The attitude should be not “do I want this?” but “Can I do without this item of equipment?” If the answer to the (second) question is YES then it does not belong in the sack for that route.

The following list would be a typical set of kit for a route such as the Swiss Route on Les Courtes in summer with a bivouac rather than stopping in the Argentière hut. Items marked with an asterisk are shared between the party

  • Sleeping bag: 2 season synthetic
  • Sleeping mat: two sections kept in sleeve at back of rucksack
  • Bivvy bag
  • Rope: 9mm x 50m
  • Helmet
  • Lightweight waterproof jacket and trousers.
  • Extra fleece (thin)
  • Water bottle: one litre size.
  • Harness
  • Stove pans and fuel (*)
  • Food (*)
  • Slings: 4 off, will double up as Prussik loops for glacier travel. (*)
  • Ice screws: 4 off (*)
  • Hexes #1-#7 (*)
  • Tie-offs: 6 off (*)
  • Crampons
  • Ice axes

As an experiment (all right, just to prove my point!) I managed to get all of this lot (including the shared equipment) into a 30 litre rucksack with only the last two items in the list on the outside of the sack. These would go on the outside anyway. I didn't pack such things as a camera or glacier glasses but these are relatively small items that will not take up much room and anyway the sharing of gear will release some space.

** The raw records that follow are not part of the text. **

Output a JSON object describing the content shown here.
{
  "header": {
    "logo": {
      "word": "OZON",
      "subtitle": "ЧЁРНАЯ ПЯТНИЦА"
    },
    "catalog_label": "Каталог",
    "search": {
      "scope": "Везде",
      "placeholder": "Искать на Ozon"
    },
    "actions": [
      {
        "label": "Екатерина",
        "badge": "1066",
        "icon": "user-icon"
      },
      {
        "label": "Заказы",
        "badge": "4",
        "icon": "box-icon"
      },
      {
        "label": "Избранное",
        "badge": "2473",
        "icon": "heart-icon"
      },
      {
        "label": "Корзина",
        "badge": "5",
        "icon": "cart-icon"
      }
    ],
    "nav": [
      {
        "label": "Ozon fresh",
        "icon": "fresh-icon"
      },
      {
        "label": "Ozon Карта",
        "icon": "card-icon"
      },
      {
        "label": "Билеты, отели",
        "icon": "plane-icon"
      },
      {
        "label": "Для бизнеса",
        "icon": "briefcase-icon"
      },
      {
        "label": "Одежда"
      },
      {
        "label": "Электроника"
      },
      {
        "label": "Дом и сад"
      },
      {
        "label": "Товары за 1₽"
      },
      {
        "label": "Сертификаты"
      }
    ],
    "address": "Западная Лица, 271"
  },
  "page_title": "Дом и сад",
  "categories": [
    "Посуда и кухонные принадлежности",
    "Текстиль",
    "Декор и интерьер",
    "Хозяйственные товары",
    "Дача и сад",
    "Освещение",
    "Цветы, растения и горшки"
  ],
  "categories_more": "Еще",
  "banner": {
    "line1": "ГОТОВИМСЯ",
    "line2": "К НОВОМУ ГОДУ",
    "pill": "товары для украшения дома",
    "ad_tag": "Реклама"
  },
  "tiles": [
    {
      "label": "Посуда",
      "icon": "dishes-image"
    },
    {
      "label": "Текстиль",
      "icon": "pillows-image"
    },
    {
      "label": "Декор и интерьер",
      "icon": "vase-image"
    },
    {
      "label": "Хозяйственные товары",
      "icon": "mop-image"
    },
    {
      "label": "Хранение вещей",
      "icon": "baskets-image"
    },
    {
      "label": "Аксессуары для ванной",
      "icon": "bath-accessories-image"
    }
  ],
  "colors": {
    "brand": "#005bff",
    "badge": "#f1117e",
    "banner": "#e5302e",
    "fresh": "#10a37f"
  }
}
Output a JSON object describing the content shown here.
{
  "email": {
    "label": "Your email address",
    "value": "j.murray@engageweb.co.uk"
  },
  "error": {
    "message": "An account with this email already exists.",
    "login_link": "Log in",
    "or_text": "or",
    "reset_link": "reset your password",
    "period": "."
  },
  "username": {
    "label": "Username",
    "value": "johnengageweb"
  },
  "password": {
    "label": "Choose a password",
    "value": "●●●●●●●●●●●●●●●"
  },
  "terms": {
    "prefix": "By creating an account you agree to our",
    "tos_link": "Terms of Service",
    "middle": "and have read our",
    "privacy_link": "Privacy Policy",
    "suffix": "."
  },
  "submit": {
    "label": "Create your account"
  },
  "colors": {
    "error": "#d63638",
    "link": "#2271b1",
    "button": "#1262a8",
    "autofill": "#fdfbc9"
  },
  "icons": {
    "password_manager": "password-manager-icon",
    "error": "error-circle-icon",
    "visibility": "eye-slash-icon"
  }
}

As a final example, I used a 35 litre sack when I climbed the North Face of the Eiger when we took food for three days. The only items on the outside of the sack when walking up to the foot of the route were crampons, axes and helmet. The first two of these are normally on the outside anyway. I still felt as if the sack were too large. I used the same sack on a winter ascent of the North Face of Les Droites, i.e. using a four season sleeping bag, and still didn’t need to carry anything else on the outside.